Orthographic or perspective projection? If it’s a perspective projection, the distance will depend upon the Z value chosen. Objects in that Z plane will move the desired distance, nearer objects will move more, farther objects will move less.

Omg thanks for replying! It’s Orthographic, just a 2d projection.

hi markhew,
Ok, you’r changing the projection to cover a smaller area to get a zoom. So,
if you find a /z-distance/ that provide the ideal response then grab the P_width that your projection uses. When changing the projection again set

GLfloat scaler = new_width/P_width ;

you may have to flip the two.
Scale the
drag.dx & .dy

… addition …
You could have used a matrix uniform scale somewhere, to present the world as zoomed, but we may expect you to already have tested how that scale inflicts on the drag() … directly or inversed.

@CarstenT sorry I don’t understand you…
Currently how I zoom my world is by using code below which copied from this forum:

double zoomInFactor = 1.2;
double zoomOutFactor = 1 / zoomInFactor;
double cameraZoom = 1;

double pan_x = 0.0;
double pan_y = 0.0;
double zoom_k = 1.0;    
double scale = 1.2;

void pan(double dx, double dy)
{
	pan_x += dx / zoom_k;
	pan_y += dy / zoom_k;
}

void zoom(double factor)
{
	zoom_k *= factor;
}

void zoom_at(double x, double y, double factor)
{
	pan(-x, -y);
	zoom(factor);
	pan(x, y);
}

void zoomCamera()
{
	//# Move to camera position
	glTranslatef(moveX, moveY, 0);
	//# Scale camera
	glScalef(cameraZoom, cameraZoom, 1);
	//# Move back from camera position
	glTranslatef(-moveX, -moveY, 0);
}

This code working fine to zoom towards where my mouse pointed and now I need to drag/pan my world when mouse left clicked and hold the world, any tips for me? Although I already slightly understand there’s screne coordinate, world coordinate and glTranslated should be enough for me to drag/pan the world but the result was not what I expected.

&mrkhew,
I can hear, that you have a low level of understanding matrixes. You should look online for examples on how and why. Try search “Nate Robins”.
You use a scale-matrix in
glScalef(cameraZoom, cameraZoom, 1);
The
glTranslatef(moveX, moveY, 0);
is another transformation where a matrix lies behind.
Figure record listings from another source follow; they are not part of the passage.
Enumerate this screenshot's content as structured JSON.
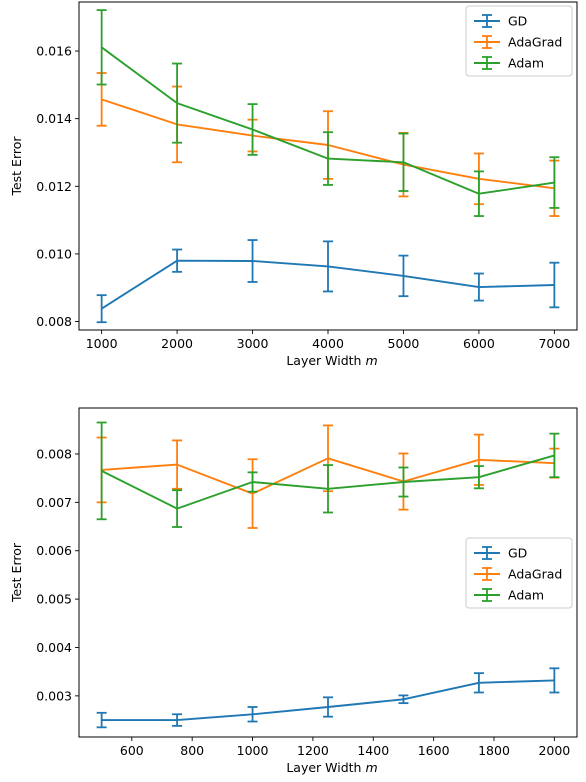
{
  "colors": {
    "GD": "#1f77b4",
    "AdaGrad": "#ff7f0e",
    "Adam": "#2ca02c"
  },
  "chart_data": [
    {
      "type": "line",
      "title": "",
      "xlabel": "Layer Width",
      "xlabel_var": "m",
      "ylabel": "Test Error",
      "xlim": [
        700,
        7300
      ],
      "ylim": [
        0.00775,
        0.01745
      ],
      "xticks": [
        1000,
        2000,
        3000,
        4000,
        5000,
        6000,
        7000
      ],
      "xtick_labels": [
        "1000",
        "2000",
        "3000",
        "4000",
        "5000",
        "6000",
        "7000"
      ],
      "yticks": [
        0.008,
        0.01,
        0.012,
        0.014,
        0.016
      ],
      "ytick_labels": [
        "0.008",
        "0.010",
        "0.012",
        "0.014",
        "0.016"
      ],
      "grid": false,
      "legend": "top-right",
      "x": [
        1000,
        2000,
        3000,
        4000,
        5000,
        6000,
        7000
      ],
      "series": [
        {
          "name": "GD",
          "color_key": "GD",
          "values": [
            0.00838,
            0.0098,
            0.00979,
            0.00963,
            0.00935,
            0.00902,
            0.00908
          ],
          "err": [
            0.0004,
            0.00033,
            0.00062,
            0.00074,
            0.0006,
            0.0004,
            0.00066
          ]
        },
        {
          "name": "AdaGrad",
          "color_key": "AdaGrad",
          "values": [
            0.01457,
            0.01383,
            0.0135,
            0.01322,
            0.01264,
            0.01222,
            0.01194
          ],
          "err": [
            0.00078,
            0.00112,
            0.00047,
            0.001,
            0.00094,
            0.00075,
            0.00082
          ]
        },
        {
          "name": "Adam",
          "color_key": "Adam",
          "values": [
            0.01611,
            0.01446,
            0.01368,
            0.01282,
            0.01271,
            0.01178,
            0.01211
          ],
          "err": [
            0.0011,
            0.00117,
            0.00075,
            0.00078,
            0.00085,
            0.00066,
            0.00075
          ]
        }
      ]
    },
    {
      "type": "line",
      "title": "",
      "xlabel": "Layer Width",
      "xlabel_var": "m",
      "ylabel": "Test Error",
      "xlim": [
        425,
        2075
      ],
      "ylim": [
        0.00215,
        0.00895
      ],
      "xticks": [
        600,
        800,
        1000,
        1200,
        1400,
        1600,
        1800,
        2000
      ],
      "xtick_labels": [
        "600",
        "800",
        "1000",
        "1200",
        "1400",
        "1600",
        "1800",
        "2000"
      ],
      "yticks": [
        0.003,
        0.004,
        0.005,
        0.006,
        0.007,
        0.008
      ],
      "ytick_labels": [
        "0.003",
        "0.004",
        "0.005",
        "0.006",
        "0.007",
        "0.008"
      ],
      "grid": false,
      "legend": "center-right",
      "x": [
        500,
        750,
        1000,
        1250,
        1500,
        1750,
        2000
      ],
      "series": [
        {
          "name": "GD",
          "color_key": "GD",
          "values": [
            0.0025,
            0.0025,
            0.00262,
            0.00277,
            0.00293,
            0.00327,
            0.00332
          ],
          "err": [
            0.00015,
            0.00012,
            0.00015,
            0.0002,
            8e-05,
            0.0002,
            0.00025
          ]
        },
        {
          "name": "AdaGrad",
          "color_key": "AdaGrad",
          "values": [
            0.00767,
            0.00778,
            0.00718,
            0.00791,
            0.00743,
            0.00788,
            0.00781
          ],
          "err": [
            0.00067,
            0.0005,
            0.00071,
            0.00068,
            0.00058,
            0.00052,
            0.0003
          ]
        },
        {
          "name": "Adam",
          "color_key": "Adam",
          "values": [
            0.00765,
            0.00687,
            0.00742,
            0.00728,
            0.00742,
            0.00752,
            0.00797
          ],
          "err": [
            0.001,
            0.00038,
            0.0002,
            0.00049,
            0.0003,
            0.00023,
            0.00045
          ]
        }
      ]
    }
  ]
}
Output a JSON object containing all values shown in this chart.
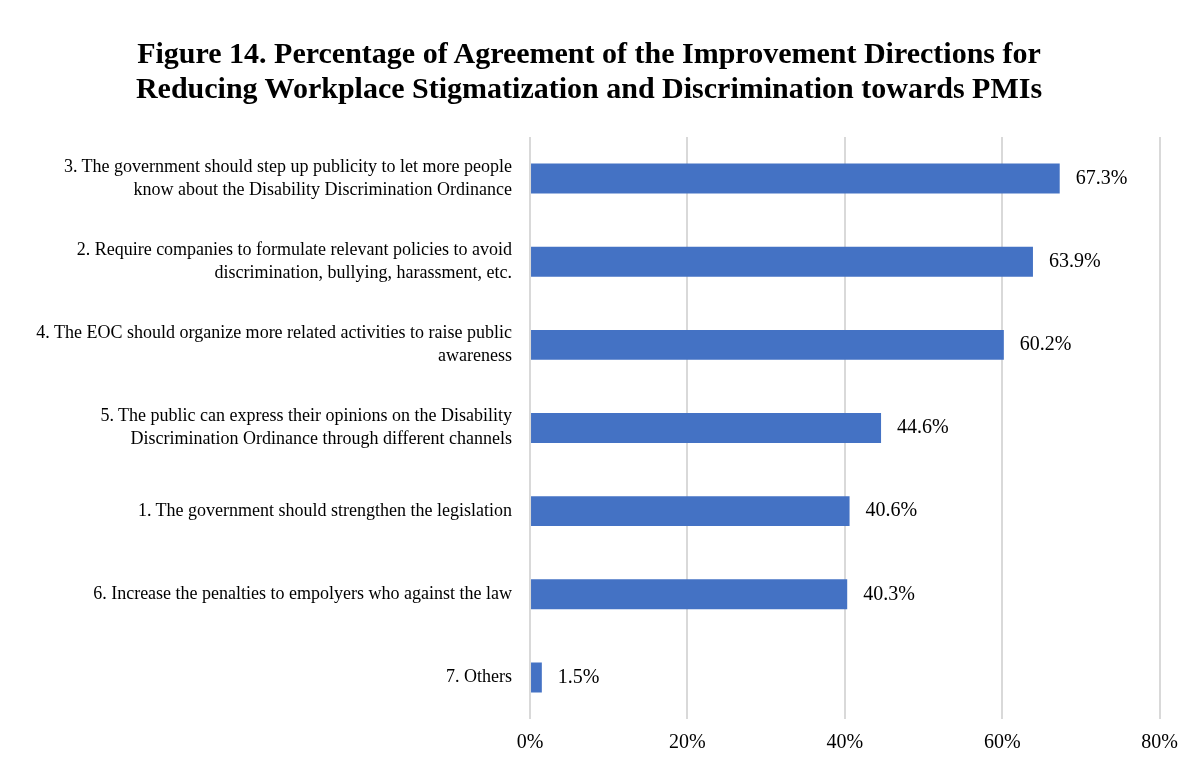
{
  "chart_data": {
    "type": "bar",
    "orientation": "horizontal",
    "title": "Figure 14. Percentage of Agreement of the Improvement Directions for Reducing Workplace Stigmatization and Discrimination towards PMIs",
    "categories": [
      "3. The government should step up publicity to let more people know about the Disability Discrimination Ordinance",
      "2. Require companies to formulate relevant policies to avoid discrimination, bullying, harassment, etc.",
      "4. The EOC should organize more related activities to raise public awareness",
      "5. The public can express their opinions on the Disability Discrimination Ordinance through different channels",
      "1. The government should strengthen the legislation",
      "6. Increase the penalties to empolyers who against the law",
      "7. Others"
    ],
    "values": [
      67.3,
      63.9,
      60.2,
      44.6,
      40.6,
      40.3,
      1.5
    ],
    "value_labels": [
      "67.3%",
      "63.9%",
      "60.2%",
      "44.6%",
      "40.6%",
      "40.3%",
      "1.5%"
    ],
    "color": "#4472c4",
    "xlim": [
      0,
      80
    ],
    "xticks": [
      {
        "value": 0,
        "label": "0%"
      },
      {
        "value": 20,
        "label": "20%"
      },
      {
        "value": 40,
        "label": "40%"
      },
      {
        "value": 60,
        "label": "60%"
      },
      {
        "value": 80,
        "label": "80%"
      }
    ],
    "grid": "x",
    "legend": false
  }
}
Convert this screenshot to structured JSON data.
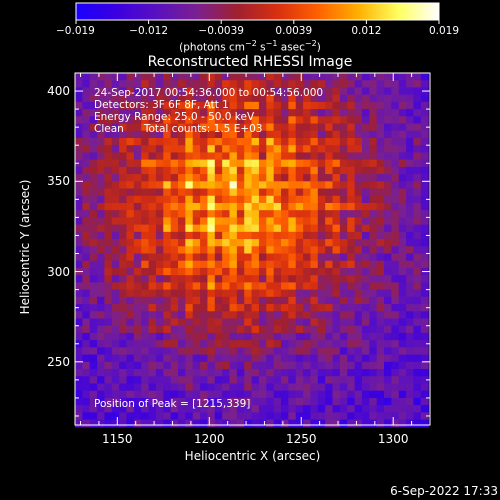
{
  "chart_data": {
    "type": "heatmap",
    "title": "Reconstructed RHESSI Image",
    "xlabel": "Heliocentric X (arcsec)",
    "ylabel": "Heliocentric Y (arcsec)",
    "xlim": [
      1127,
      1320
    ],
    "ylim": [
      215,
      410
    ],
    "x_ticks": [
      1150,
      1200,
      1250,
      1300
    ],
    "y_ticks": [
      250,
      300,
      350,
      400
    ],
    "peak": [
      1215,
      339
    ],
    "colorbar": {
      "min": -0.019,
      "max": 0.019,
      "tick_labels": [
        "−0.019",
        "−0.012",
        "−0.0039",
        "0.0039",
        "0.012",
        "0.019"
      ],
      "colormap": [
        "#1a00ff",
        "#3a00e0",
        "#5a10c0",
        "#7a2090",
        "#a02030",
        "#d83010",
        "#ff6000",
        "#ffb000",
        "#ffff60",
        "#ffffff"
      ]
    },
    "annotations": {
      "time_range": "24-Sep-2017 00:54:36.000 to 00:54:56.000",
      "detectors": "Detectors: 3F 6F 8F, Att 1",
      "energy": "Energy Range: 25.0 - 50.0 keV",
      "clean": "Clean      Total counts: 1.5 E+03",
      "peak_text": "Position of Peak = [1215,339]"
    },
    "unit_label": {
      "prefix": "(photons cm",
      "exp1": "−2",
      "mid": " s",
      "exp2": "−1",
      "mid2": " asec",
      "exp3": "−2",
      "suffix": ")"
    }
  },
  "footer": {
    "date": "6-Sep-2022 17:33"
  }
}
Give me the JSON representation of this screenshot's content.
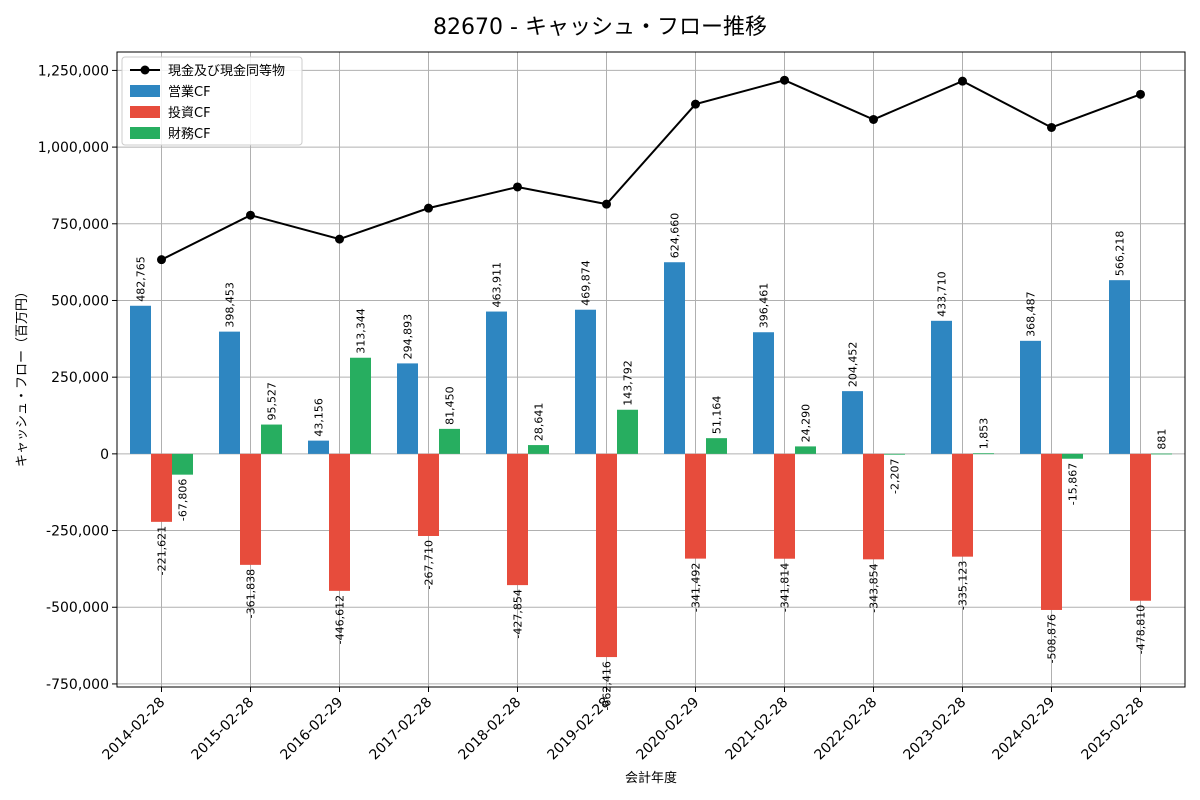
{
  "chart_data": {
    "type": "bar",
    "title": "82670 - キャッシュ・フロー推移",
    "xlabel": "会計年度",
    "ylabel": "キャッシュ・フロー（百万円）",
    "categories": [
      "2014-02-28",
      "2015-02-28",
      "2016-02-29",
      "2017-02-28",
      "2018-02-28",
      "2019-02-28",
      "2020-02-29",
      "2021-02-28",
      "2022-02-28",
      "2023-02-28",
      "2024-02-29",
      "2025-02-28"
    ],
    "ylim": [
      -760000,
      1310000
    ],
    "yticks": [
      -750000,
      -500000,
      -250000,
      0,
      250000,
      500000,
      750000,
      1000000,
      1250000
    ],
    "ytick_labels": [
      "-750,000",
      "-500,000",
      "-250,000",
      "0",
      "250,000",
      "500,000",
      "750,000",
      "1,000,000",
      "1,250,000"
    ],
    "grid": true,
    "legend_position": "top-left",
    "series": [
      {
        "name": "営業CF",
        "kind": "bar",
        "color": "#2e86c1",
        "values": [
          482765,
          398453,
          43156,
          294893,
          463911,
          469874,
          624660,
          396461,
          204452,
          433710,
          368487,
          566218
        ],
        "labels": [
          "482,765",
          "398,453",
          "43,156",
          "294,893",
          "463,911",
          "469,874",
          "624,660",
          "396,461",
          "204,452",
          "433,710",
          "368,487",
          "566,218"
        ]
      },
      {
        "name": "投資CF",
        "kind": "bar",
        "color": "#e74c3c",
        "values": [
          -221621,
          -361838,
          -446612,
          -267710,
          -427854,
          -662416,
          -341492,
          -341814,
          -343854,
          -335123,
          -508876,
          -478810
        ],
        "labels": [
          "-221,621",
          "-361,838",
          "-446,612",
          "-267,710",
          "-427,854",
          "-662,416",
          "-341,492",
          "-341,814",
          "-343,854",
          "-335,123",
          "-508,876",
          "-478,810"
        ]
      },
      {
        "name": "財務CF",
        "kind": "bar",
        "color": "#27ae60",
        "values": [
          -67806,
          95527,
          313344,
          81450,
          28641,
          143792,
          51164,
          24290,
          -2207,
          1853,
          -15867,
          881
        ],
        "labels": [
          "-67,806",
          "95,527",
          "313,344",
          "81,450",
          "28,641",
          "143,792",
          "51,164",
          "24,290",
          "-2,207",
          "1,853",
          "-15,867",
          "881"
        ]
      },
      {
        "name": "現金及び現金同等物",
        "kind": "line",
        "color": "#000000",
        "values": [
          633000,
          778000,
          700000,
          801000,
          870000,
          814000,
          1140000,
          1218000,
          1090000,
          1215000,
          1064000,
          1172000
        ]
      }
    ]
  }
}
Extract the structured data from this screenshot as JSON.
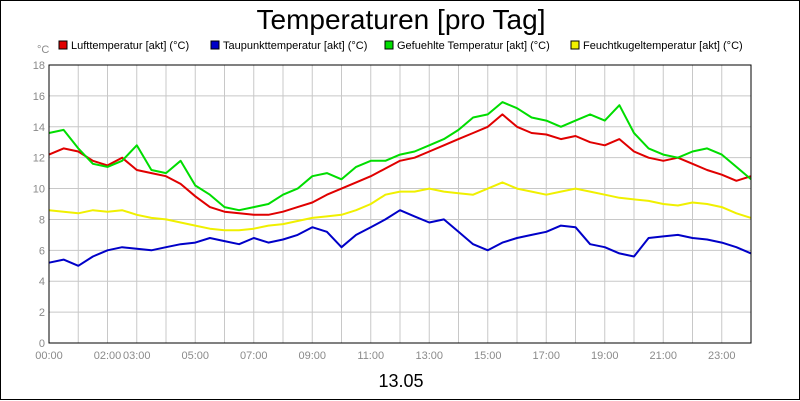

You talk about a pan . That term is usually used for … something else than simply moving the model left or right, up or down.

More to the point. You /are/ scaling the dx, dy
Have you tried in
pan_x += dx / zoom_k;
to invert the scale, like
pan_x += dx * zoom_k;
… but, no warrenty that it’ll work.

… you are using variables moveX, moveY that are not present elsewhere in the code you provide.

Sorry my term might be confusing, basically I wish to use my mouse to drag the world left/right/up/down without any scaling nor zooming.

@markhew

Now I’m confused. You started out :

This suggests that the drag is influensed by the scaling/zooming and you relate rationally to this specific problem.

not to be pedantic, but I pointed out one suggestion:

and pointed out that your code may use prober variables moveX, moveY in the place where pan_x , pan_y would be expected. moveX, moveY pops up from nowhere.

The response of your post does not address these issues. Shall I ask if you tested changes to these suggestions, or shall I assume that you tested and did not get the response you need?
Inspite of my wranting on matrix-knowledge and misnamed variables, your code looks absolutely rational.